I apologize for not explaining things more clearly. I also discovered that
the issue is caused by CSE. I think that during the substitution process,
CSE recognized the syntax of if_then_else and concluded that the expressions
in the "then" and "else" branches are equivalent, resulting in both yielding
(reg/v:RVVMF2SF 140 [ vreg_memory ]):

(minus:RVVMF2SF (reg/v:RVVMF2SF 140 [ vreg_memory ]) 
    (float_extend:RVVMF2SF (vec_duplicate:RVVMF4HF (const_double:HF 0.0 [0x0.0p+0]))))

is considered equivalent to:

(reg/v:RVVMF2SF 140 [ vreg_memory ])

Clearly, there wasn’t a deeper consideration of the fact that float_extend requires
a rounding mode(frm). Therefore, I attempted to use UNSPEC in the pattern to inform
CSE that we have a rounding mode.

As I mentioned before, this may not be a good solution, as it risks missing other
optimization opportunities. As you pointed out, we need a more general approach
to fix it. Unfortunately, while I’m still trying to find a solution, I currently
don't have any other good ideas.

Best regards,
Jin Ma

> jeff
  
Jeff Law Feb. 19, 2025, 4:40 a.m. UTC | #4
On 2/18/25 7:30 PM, Jin Ma wrote:

> 
> I apologize for not explaining things more clearly. I also discovered that
> the issue is caused by CSE. I think that during the substitution process,
> CSE recognized the syntax of if_then_else and concluded that the expressions
> in the "then" and "else" branches are equivalent, resulting in both yielding
> (reg/v:RVVMF2SF 140 [ vreg_memory ]):
> 
> (minus:RVVMF2SF (reg/v:RVVMF2SF 140 [ vreg_memory ])
>      (float_extend:RVVMF2SF (vec_duplicate:RVVMF4HF (const_double:HF 0.0 [0x0.0p+0]))))
> 
> is considered equivalent to:
> 
> (reg/v:RVVMF2SF 140 [ vreg_memory ])
> 
> Clearly, there wasn’t a deeper consideration of the fact that float_extend requires
> a rounding mode(frm).
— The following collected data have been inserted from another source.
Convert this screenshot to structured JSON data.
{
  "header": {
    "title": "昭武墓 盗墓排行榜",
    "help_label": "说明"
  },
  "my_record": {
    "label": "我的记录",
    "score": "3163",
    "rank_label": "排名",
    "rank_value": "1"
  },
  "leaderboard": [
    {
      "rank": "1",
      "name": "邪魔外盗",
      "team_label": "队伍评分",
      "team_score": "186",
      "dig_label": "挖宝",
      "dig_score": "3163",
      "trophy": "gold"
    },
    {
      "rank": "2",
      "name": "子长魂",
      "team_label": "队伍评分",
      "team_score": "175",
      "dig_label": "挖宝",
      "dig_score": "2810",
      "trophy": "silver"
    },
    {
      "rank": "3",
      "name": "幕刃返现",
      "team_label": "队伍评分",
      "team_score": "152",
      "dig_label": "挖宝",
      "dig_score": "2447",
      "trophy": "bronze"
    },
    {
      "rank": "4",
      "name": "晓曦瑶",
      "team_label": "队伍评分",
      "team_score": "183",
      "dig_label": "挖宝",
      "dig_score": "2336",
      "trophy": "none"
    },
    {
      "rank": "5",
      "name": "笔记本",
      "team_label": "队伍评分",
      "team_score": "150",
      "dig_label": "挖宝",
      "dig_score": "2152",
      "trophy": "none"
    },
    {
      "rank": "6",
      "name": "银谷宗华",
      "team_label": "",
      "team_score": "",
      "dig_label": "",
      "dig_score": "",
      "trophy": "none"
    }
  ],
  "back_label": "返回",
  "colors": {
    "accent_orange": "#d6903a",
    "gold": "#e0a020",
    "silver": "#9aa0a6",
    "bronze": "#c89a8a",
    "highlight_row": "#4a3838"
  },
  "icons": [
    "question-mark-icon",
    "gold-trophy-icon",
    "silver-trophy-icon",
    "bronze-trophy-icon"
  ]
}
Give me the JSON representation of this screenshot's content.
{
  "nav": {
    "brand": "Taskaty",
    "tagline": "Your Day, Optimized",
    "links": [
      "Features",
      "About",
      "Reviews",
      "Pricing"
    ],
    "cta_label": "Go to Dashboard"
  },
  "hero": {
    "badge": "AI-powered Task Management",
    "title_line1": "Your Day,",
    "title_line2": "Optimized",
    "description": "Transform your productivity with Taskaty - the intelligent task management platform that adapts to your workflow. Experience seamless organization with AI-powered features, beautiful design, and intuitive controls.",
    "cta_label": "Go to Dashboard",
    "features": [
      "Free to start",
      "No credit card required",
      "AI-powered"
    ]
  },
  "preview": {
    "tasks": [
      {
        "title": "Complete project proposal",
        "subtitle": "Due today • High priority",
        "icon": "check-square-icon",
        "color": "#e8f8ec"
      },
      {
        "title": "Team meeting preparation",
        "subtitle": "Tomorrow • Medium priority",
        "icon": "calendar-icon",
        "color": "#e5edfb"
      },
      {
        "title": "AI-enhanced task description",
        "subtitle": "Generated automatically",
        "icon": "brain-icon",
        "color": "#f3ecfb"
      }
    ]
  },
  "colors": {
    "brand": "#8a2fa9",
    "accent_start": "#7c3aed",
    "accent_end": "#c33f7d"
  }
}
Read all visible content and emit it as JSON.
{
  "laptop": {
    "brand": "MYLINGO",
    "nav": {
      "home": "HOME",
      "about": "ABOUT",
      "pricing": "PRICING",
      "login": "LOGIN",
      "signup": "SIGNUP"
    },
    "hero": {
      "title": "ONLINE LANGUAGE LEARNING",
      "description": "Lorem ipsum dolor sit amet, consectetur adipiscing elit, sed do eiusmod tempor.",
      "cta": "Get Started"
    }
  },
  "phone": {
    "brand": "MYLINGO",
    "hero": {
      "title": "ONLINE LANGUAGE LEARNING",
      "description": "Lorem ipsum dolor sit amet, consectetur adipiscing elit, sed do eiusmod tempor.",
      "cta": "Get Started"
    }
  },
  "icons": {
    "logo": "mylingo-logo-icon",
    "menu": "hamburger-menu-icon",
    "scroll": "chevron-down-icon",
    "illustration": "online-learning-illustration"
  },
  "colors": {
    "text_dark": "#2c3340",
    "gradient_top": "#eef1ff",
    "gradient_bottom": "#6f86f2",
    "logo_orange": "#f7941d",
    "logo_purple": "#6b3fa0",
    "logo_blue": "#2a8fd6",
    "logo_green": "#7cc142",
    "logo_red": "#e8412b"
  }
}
Therefore, I attempted to use UNSPEC in the pattern to inform
> CSE that we have a rounding mode.
Right.  It worked, but there's a deeper issue here.

> 
> As I mentioned before, this may not be a good solution, as it risks missing other
> optimization opportunities. As you pointed out, we need a more general approach
> to fix it. Unfortunately, while I’m still trying to find a solution, I currently
> don't have any other good ideas.
Changing the rounding modes isn't common, but it's not unheard of.  My 
suspicion is that we need to expose the rounding mode assignment earlier 
(at RTL generation time).

That may not work well with the current optimization of FRM, but I think 
early exposure is the only viable path forward in my mind.  Depending on 
the depth of the problems it may not be something we can fix in the 
gcc-15 space.

You might experiment with emitting the FRM assignment in the 
insn_expander class in the risc-v backend.  This code:
>     /* Add rounding mode operand.  */
>     if (m_insn_flags & FRM_DYN_P)
>       add_rounding_mode_operand (FRM_DYN);
>     else if (m_insn_flags & FRM_RUP_P)
>       add_rounding_mode_operand (FRM_RUP);
>     else if (m_insn_flags & FRM_RDN_P)
>       add_rounding_mode_operand (FRM_RDN);
>     else if (m_insn_flags & FRM_RMM_P)
>       add_rounding_mode_operand (FRM_RMM);
>     else if (m_insn_flags & FRM_RNE_P)
>       add_rounding_mode_operand (FRM_RNE);
>     else if (m_insn_flags & VXRM_RNU_P)
>       add_rounding_mode_operand (VXRM_RNU);
>     else if (m_insn_flags & VXRM_RDN_P)
>       add_rounding_mode_operand (VXRM_RDN);

For anything other than FRM_DYN_P emit the appropriate insn to set FRM. 
This may generate poor code in the presence of explicit rounding modes, 
but I think something along these lines is ultimately going to be needed.

jeff
  
Robin Dapp Feb. 19, 2025, 8 a.m. UTC | #5
>> As I mentioned before, this may not be a good solution, as it risks missing other
>> optimization opportunities. As you pointed out, we need a more general approach
>> to fix it. Unfortunately, while I’m still trying to find a solution, I currently
>> don't have any other good ideas.
> Changing the rounding modes isn't common, but it's not unheard of.  My 
> suspicion is that we need to expose the rounding mode assignment earlier 
> (at RTL generation time).
>
> That may not work well with the current optimization of FRM, but I think 
> early exposure is the only viable path forward in my mind.  Depending on 
> the depth of the problems it may not be something we can fix in the 
> gcc-15 space.

With -frounding-math CSE doesn't do the replacement.  So we could argue that
a user should specify -frounding-math if they explicitly care about the
behavior.  But on the other hand it's surprising if the user deliberately used
a rounding-mode setting instruction which doesn't work as intended.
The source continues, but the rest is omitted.